He visto muchas veces las manos toscas de mi padre operar los injertos de los frutales de hueso, en chapa o en escudo, con una precisión de orfebre. Parece sencillo, pero no lo es. Lo veo sentado a horcajadas sobre el leve caballón seccionando las mejores yemas. No sé si un cirujano tendría mejor pulso. Hendida la corteza del tallo vivo, transfiere delicadamente la chapa, quedando la protuberancia, finalmente, reatada con una cinta de plástico transparente.

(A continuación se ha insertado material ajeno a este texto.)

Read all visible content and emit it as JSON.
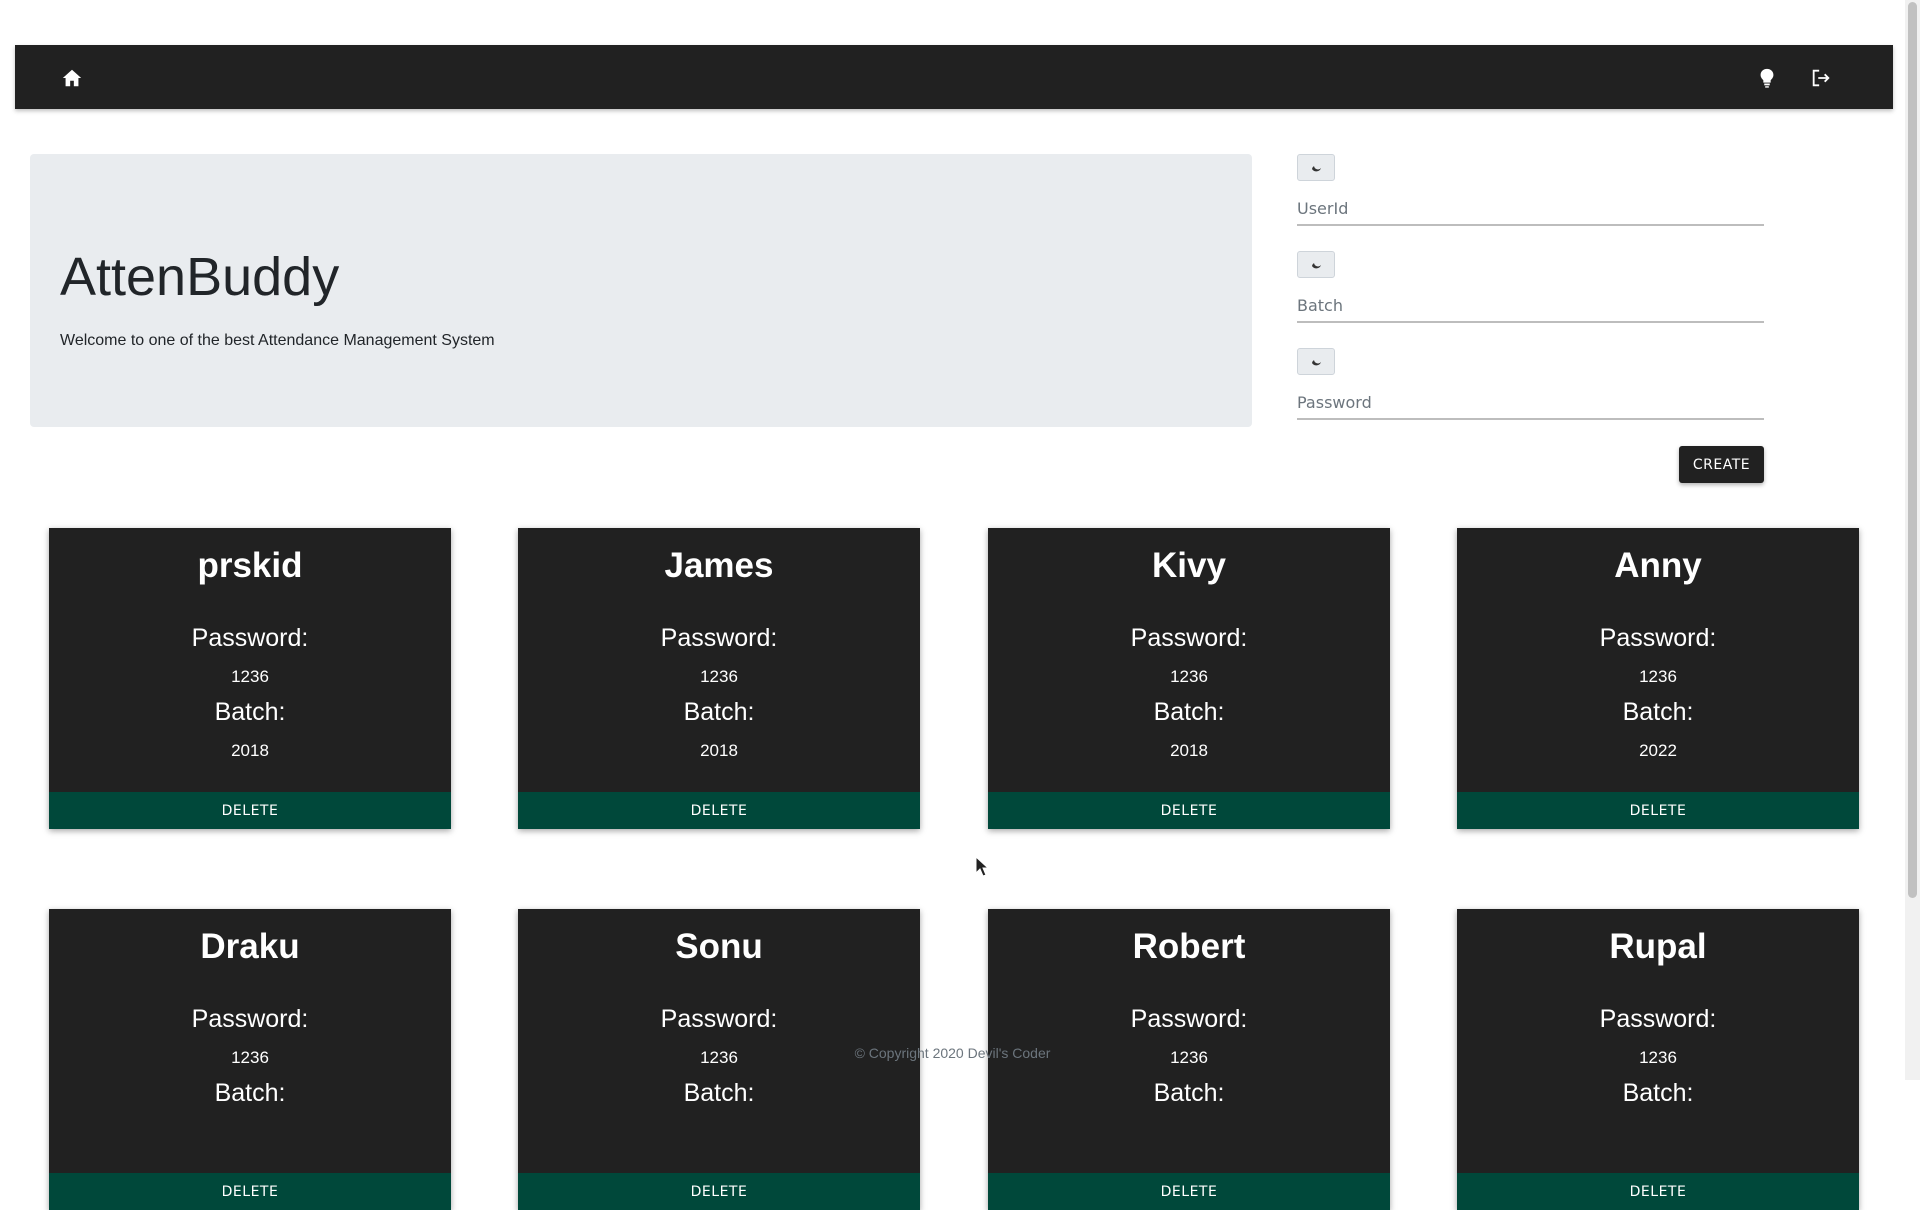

De sus centenares de injertos los únicos que se han perdido han sido los que yo, a sus espaldas, he manipulado cuando niño.
Pero no le pidas que le saque a su nieta la magdalena del envoltorio. Las costuras del celofán son para él casi inexpugnables.
Es el milagro de las segundas naturalezas, el habitus, que tanto tiene que ver con lo que Hannah Arendt llama labor en su libro sobre La acción humana, o con las meditaciones de Josef Pieper sobre el trabajo del hombre en El ocio y la vida intelectual. La ascética protestante del trabajo como vocación (Beruf) y su ritualización mundana conducen ya a otra cosa: a la proletarización de toda labor, a la transformación de esta en mera profesión o dedicación superficial.